If we have “rights,” who decides what they are, who sets the criteria for whether they have been met, who is responsible if the rights aren’t met? What we’re actually talking about feels like a mish-mash of different categories, sometimes with conflicts that are unresolvable because they can be viewed from different categories
- “clearly this is beneficial for an individual on every available measure” (such as being not-killed or assaulted, physically healthy, housed, or able to access nourishment)
- “things that have evidence of being important to our sense of well-being” (acceptance of our identity insofar as it doesn’t infringe on someone else’s well-being, autonomy, ability to access education, having the option to pursue interests)
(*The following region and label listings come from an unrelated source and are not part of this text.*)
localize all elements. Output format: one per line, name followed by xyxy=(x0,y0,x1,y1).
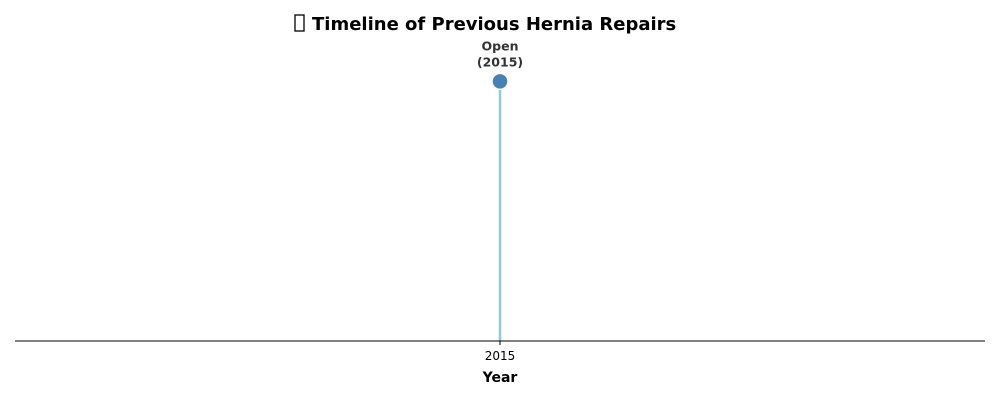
plot-area: Open(2015) xyxy=(477,38,523,341)
missing-glyph-icon xyxy=(294,14,305,32)
x-axis-ticks: 2015 xyxy=(485,341,516,363)
chart-title: Timeline of Previous Hernia Repairs xyxy=(294,14,676,35)
x-tick-label: 2015 xyxy=(485,349,516,363)
chart-title-text: Timeline of Previous Hernia Repairs xyxy=(312,14,676,35)
x-axis-label: Year xyxy=(482,370,518,386)
point-label-year: (2015) xyxy=(477,54,523,69)
point-label-type: Open xyxy=(482,38,519,53)
timeline-marker xyxy=(491,72,509,91)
- “things that are important given the power structures in play” (access to jobs, property rights, perhaps even free speech?)
- “things that are important based on moral structures that are not necessarily universal” (fetal rights, right to reject laws based on belief structures)
Things get even muddier when we have categories based on identities themselves, largely made up of groups of subjects who have been denied opportunities or legal protection in the past (women, LGBTQAI+, animals, etc.). I am sure there are philosophy or sociology classes where this is articulated way more effectively than I am capable of.
Instead of thinking about rights, which to me take the conversation into a conceptual place that gets argumentative quickly, we should be taking the approach john a. powell suggests in his work on Targeted Universalism. Where do we want collectively to be (as a small community, locally, nationally, globally) and how would we actually accomplish that? Presuming that the outcome is favourable and desirable for everyone?
Of course, this gets tricky at scale, since ideally those working towards the future are the same people as those who are deciding what a good future looks like. For that reason, large-scale progress has to focus on more universally-agreed upon goals, like human survival, and perhaps Maslow-ian needs.
One thing that seems maybe obvious: there’s not really a future where ‘convenient consumerism will be sustainable. I don’t have a ‘right’ to get everything I want when I want it, and as we spend more and more of our resources trying to support that ideal anyway, we’re burning down the house from the inside and out.
This post hasn’t got a conclusion, I want to think more about this idea of ‘rights’ and how we can repair the harms we’ve done without any rights as a guide. In other words, think less about rights and more about responsibilities. Without getting too ponderous! This is the other side of the solopsism, the idea that everything depends on us, on me. It does in a way, but only for my own experience, a dream.